Os Recursos dos meus imaginários

O primeiro imaginário é mesmo o da amplitude da gaiola. Quando a chamada para o Recurso foi feita, o questionamento foi saber de antemão a amplitude da gaiola que acondicionam os nossos imaginários vertidos em discursos. Entre nós, os da terra, o eterno dilema e com o tempo aprendemos que os projectos editoriais são sempre uma gaiola na relação com os poderes das realidades.

A diferença está na ousadia e na extensão do “peito” dos promotores dos projectos editoriais. Por isso, Saber da amplitude da gaiola é um exercício necessário para a calibragem das asas.

Não é auto censura. É como no provérbio afro-brasileiro – não vem de garfo que hoje é dia de sopa.

Outro imaginário é o tudo ou nada para o triunfo da pauta.
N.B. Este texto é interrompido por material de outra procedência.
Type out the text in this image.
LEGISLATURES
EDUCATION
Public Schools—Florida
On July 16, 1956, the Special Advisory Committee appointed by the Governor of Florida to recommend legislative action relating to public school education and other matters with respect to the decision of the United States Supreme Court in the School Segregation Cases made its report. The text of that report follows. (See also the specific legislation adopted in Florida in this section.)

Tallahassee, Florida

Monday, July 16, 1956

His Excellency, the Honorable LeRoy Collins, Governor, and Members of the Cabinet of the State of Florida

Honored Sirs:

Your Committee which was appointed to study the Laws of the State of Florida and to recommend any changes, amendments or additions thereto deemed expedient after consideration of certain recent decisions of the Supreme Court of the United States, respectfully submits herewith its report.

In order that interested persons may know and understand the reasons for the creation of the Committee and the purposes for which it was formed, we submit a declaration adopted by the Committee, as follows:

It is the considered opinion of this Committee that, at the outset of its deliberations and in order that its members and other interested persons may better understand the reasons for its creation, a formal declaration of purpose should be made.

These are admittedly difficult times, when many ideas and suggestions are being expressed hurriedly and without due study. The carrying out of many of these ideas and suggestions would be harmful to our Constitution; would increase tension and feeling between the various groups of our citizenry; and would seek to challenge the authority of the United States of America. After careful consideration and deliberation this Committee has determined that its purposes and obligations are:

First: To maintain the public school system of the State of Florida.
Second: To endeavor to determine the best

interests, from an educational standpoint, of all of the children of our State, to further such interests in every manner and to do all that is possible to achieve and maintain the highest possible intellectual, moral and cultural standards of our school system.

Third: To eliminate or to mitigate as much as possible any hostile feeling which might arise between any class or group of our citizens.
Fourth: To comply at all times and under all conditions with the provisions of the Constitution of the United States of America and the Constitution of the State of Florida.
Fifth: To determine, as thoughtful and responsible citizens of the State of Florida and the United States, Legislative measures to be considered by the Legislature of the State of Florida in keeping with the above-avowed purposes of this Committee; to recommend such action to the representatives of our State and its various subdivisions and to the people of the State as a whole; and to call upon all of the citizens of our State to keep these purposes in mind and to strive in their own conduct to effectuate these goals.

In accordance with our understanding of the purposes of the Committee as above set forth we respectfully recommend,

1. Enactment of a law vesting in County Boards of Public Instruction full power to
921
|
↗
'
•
Quando estudante, o recurso, dos poucos que fiz, era mesmo uma sessão de tortura. Não era a esperada possibilidade de melhorarmos para a certificação porque para os professores, o recurso era só mesmo uma demonstração de poderes abusivo, como diria Milando. Uma pessoa num recurso da 6ª ou 8ª classe perdia o controlo da própria vida.

Há também o imaginário da possibilidade do diálogo para a epifania dos avaliados. Como professor, o recurso é um espécime de dialogo livre para que os avaliados libertem os pensamentos encarcerados na pressão do passa ou reprova dos exames. Feito uma última porta para seguir a caminhada, naquele instinto fatal, imagino o estudante a dizer – fiz isso e aquilo, mas não deu; agora será ao meu estilo. Pior do que esta, não fica. Essa é a minha ilusão quando convido estudantes para o recurso. Vamos fazer diferente para ver se funciona.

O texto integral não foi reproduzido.